Whether users are aware of this clause in Netflix’s terms of service or not, sharing passwords has become a practice “as endemic to the Netflix experience as having your favorite show canceled two seasons in” (Wired). According to ABC News “approximately one-third of subscribers to services like Netflix share their password with someone outside their household.”
This weekend’s test signals a shift in Netflix’s previous attitude toward the password-sharing phenomena. In 2016, Netflix CEO Reed Hastings was quoted saying “password sharing is something you have to learn to live with” (CBS News). Netflix’s Chief Product Officer, Greg Peters, echoed Hasting’s sentiments in 2019, by saying “we’ve got no big plans to announce at this point in time in terms of doing something differently there” (ABC News).
However, according to Bloomberg, a coalition of streaming heads from networks such as Netflix, HBO, Amazon and Disney+ formed in late 2019 to address “ways to limit shared passwords, like text codes and required periodic password changes.” The two-step authentication process rolled out as a test among select Netflix users over the weekend proved one of the first instances in which a streaming service put one of these strategies into action.

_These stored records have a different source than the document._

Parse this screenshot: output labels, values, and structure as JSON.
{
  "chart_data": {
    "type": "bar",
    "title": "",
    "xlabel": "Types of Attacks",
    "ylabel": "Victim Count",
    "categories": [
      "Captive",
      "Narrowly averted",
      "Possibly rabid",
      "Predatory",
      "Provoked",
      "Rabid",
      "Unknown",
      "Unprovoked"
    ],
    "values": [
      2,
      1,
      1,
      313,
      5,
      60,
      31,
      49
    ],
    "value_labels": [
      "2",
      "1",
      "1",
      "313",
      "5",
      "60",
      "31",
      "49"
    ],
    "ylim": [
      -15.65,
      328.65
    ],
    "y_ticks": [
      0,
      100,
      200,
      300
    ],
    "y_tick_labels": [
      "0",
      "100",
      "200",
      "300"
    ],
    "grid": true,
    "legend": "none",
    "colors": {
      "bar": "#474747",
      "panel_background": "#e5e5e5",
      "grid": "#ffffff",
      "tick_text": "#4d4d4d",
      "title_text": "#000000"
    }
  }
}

The Washington Post cited Netflix’s growing subscriber base as financial incentive to crack down on password sharing, with the streamer exceeding 200 million subscribers. As streaming becomes an increasingly saturated marketplace, whose most recent entry includes CBS All Access’ rebranded streamer Paramount+, competition from other networks may have likewise motivated Netflix’s recent test. However, The Washington Post points out that the risk in rolling out this strategy on a larger scale is that “it might drive others to simply give up on Netflix and turn to one of the other myriad streaming options.”
In reporting on Netflix’s recent roll-out, ABC News was unable to obtain an exact number from Netflix in terms of how many subscribers received this warning on password sharing. “For now, at least,” The Washington Post concludes “the test seems to be limited and no one is in imminent danger of losing their entertainment access.”